There was a good correlation between ACTpo and PVR (hemodynamic data) (r = −0615; p > 0.01).
Conclusions: Although they need to be confirmed by studies of larger series of patients, our findings suggest that, in comparison with hemodynamic data, non-invasive echocardiographic measurements are an excellent means of identifying early-stage PAH.

Introduction


Systemic sclerosis is a chronic disease essentially due to microvascular abnormalities, antibodies and a fibroblast production that leads to excessive collagen levels, and skin and viscera fibrosis.

The most recent data show that the prevalence of systemic sclerosis from 1977 to 1980 was 12.6-25/100,000, with an incidence of 0.06-1.9/100,000. The recorded mean age of the patients at the time of onset is between 45 and 65 years, this data does not reflect the real age as the symptoms may appear many years before the first specialist assessment. The main pulmonary complications are pulmonary fibrosis and pulmonary arterial hypertension (PAH): interstitial lung disease is observed in 70% of the patients with diffused systemic sclerosis, and pulmonary hypertension in 35% of those with limited systemic sclerosis. The patients have no symptoms at rest during the initial stages of the disease, but soon develop slight dyspnea during physical exercise or rest; some may also experience chest pain, asthenia and loss of conscience under stress.

As pulmonary hypertension in systemic sclerosis may not only be due to PAH, but also to interstitial lung disease and cardiac involvement, it is very important to classify it adequately in order to determine the best treatment. According to the 2009 guidelines, PAH describes an increase in mean pulmony artery pressure (PAPm) to more than 25 mmHg. Echocardiography and respiratory function testing are recommended every year, even if the patient is asymptomatic, and right heart catheterisation is usually performed in late stages.

The published frequencies of PAH in systemic sclerosis vary widely (from 5% to 35%), depending on the study population, and diagnostic methods (cardiac echo-Doppler or right heart catheterisation) and criteria. Echocardiography plays a central role in the non-invasive screening and management of patients with suspected PAH as it guarantees the early identification and treatment of a condition that is usually diagnosed at least two or three years after its onset.

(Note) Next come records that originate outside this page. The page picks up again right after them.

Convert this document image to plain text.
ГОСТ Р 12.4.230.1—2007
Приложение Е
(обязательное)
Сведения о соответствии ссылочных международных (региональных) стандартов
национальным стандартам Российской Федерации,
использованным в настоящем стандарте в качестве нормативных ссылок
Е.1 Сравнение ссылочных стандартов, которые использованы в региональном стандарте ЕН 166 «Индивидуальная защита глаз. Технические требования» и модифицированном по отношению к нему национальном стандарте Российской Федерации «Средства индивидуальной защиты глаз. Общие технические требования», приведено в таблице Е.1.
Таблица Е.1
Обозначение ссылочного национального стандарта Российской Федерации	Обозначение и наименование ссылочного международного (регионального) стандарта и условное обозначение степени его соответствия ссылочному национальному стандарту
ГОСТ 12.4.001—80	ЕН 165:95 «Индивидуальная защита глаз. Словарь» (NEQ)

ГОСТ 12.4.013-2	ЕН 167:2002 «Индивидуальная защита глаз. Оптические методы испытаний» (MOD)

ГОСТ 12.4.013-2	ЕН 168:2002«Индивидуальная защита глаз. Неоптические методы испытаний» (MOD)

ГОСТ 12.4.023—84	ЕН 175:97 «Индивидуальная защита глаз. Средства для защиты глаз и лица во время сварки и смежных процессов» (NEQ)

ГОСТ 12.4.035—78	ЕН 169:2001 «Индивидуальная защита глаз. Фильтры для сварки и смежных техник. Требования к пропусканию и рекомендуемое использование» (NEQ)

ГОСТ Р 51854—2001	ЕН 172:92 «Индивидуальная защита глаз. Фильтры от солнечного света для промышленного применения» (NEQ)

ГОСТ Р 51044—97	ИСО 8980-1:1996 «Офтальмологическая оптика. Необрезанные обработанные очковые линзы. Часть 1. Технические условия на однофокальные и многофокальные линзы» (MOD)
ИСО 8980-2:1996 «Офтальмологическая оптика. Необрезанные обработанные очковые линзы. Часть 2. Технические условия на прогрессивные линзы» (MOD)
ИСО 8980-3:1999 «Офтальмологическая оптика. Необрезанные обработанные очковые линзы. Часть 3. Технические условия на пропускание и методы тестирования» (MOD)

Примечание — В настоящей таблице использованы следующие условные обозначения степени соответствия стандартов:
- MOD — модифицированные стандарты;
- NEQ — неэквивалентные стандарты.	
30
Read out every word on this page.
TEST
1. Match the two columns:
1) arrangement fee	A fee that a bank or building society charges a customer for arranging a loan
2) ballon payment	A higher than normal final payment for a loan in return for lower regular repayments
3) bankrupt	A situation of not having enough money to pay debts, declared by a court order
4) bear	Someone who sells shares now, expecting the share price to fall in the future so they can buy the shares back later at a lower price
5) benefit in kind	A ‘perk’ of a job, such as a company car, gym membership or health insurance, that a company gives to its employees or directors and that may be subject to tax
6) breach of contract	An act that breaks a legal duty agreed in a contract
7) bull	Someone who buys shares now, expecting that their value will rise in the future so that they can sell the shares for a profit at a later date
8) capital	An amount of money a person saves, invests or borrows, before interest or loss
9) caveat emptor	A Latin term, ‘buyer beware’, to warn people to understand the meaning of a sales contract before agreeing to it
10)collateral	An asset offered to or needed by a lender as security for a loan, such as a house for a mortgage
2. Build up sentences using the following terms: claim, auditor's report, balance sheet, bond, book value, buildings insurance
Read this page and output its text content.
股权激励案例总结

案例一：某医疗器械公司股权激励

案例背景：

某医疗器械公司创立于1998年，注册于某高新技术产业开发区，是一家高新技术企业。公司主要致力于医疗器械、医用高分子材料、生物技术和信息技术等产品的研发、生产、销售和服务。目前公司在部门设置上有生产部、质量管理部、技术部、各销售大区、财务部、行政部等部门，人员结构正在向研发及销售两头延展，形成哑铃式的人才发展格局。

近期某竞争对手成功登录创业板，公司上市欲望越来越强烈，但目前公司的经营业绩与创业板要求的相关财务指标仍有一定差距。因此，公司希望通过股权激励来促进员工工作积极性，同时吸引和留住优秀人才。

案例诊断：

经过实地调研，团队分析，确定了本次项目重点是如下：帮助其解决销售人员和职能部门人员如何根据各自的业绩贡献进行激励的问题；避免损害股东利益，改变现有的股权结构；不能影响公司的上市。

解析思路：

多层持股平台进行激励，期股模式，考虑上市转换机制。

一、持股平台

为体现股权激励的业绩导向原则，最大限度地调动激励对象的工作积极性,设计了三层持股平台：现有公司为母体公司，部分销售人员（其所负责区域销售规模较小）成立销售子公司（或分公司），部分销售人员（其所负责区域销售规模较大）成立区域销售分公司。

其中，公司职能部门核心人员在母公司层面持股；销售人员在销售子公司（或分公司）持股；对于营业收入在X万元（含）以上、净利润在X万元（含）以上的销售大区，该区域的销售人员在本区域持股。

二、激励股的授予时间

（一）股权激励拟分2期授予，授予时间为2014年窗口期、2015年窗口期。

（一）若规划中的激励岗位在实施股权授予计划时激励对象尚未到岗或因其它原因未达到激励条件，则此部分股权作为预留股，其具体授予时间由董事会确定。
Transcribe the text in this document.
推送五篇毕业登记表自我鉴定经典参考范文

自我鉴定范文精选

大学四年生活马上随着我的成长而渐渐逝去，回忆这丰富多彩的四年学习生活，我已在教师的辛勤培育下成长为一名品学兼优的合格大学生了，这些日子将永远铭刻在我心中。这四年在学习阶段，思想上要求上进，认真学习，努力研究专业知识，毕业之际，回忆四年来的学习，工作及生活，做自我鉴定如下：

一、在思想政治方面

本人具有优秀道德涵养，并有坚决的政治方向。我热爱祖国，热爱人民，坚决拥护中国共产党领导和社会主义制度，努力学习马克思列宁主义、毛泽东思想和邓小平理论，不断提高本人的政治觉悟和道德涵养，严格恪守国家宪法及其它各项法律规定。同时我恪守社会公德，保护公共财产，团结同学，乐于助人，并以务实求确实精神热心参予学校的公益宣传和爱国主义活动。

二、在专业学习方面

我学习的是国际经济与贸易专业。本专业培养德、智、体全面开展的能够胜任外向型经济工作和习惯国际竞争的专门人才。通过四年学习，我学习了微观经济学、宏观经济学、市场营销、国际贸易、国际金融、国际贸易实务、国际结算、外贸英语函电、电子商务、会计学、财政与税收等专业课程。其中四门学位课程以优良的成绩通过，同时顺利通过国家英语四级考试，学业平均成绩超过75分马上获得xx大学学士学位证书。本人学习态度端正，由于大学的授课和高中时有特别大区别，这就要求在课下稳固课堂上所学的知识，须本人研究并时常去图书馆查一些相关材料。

PAH and interstitial lung disease are the leading causes of death in systemic sclerosis and, as their early detection and treatment should improve morbidity and mortality. The aim of this prospective study was to detect the presence of pulmonary artery vasculopathy early in patients with verified systemic sclerosis and normal lung volumes, no significant pulmonary fibrosis, and mildly reduced lung carbon monoxide diffusing capacity (DLCO) by: 1) evaluating resting pulmonary function at rest, and maximum and sub-maximum exercise capacity; 2) detecting systolic pulmonary artery pressure (PAPs) values of < 35 mmHg using thoracic echocardiography; and 3) investigating the relationships between PAP and the acceleration time of the pulmonary outflow tract (ACTpo), right ventricular function (tricuspid annular plane systolic excursion; TAPSE), and right heart catheterisation (PAPs, PAPm and pulmonary vessel resistance [PVR]).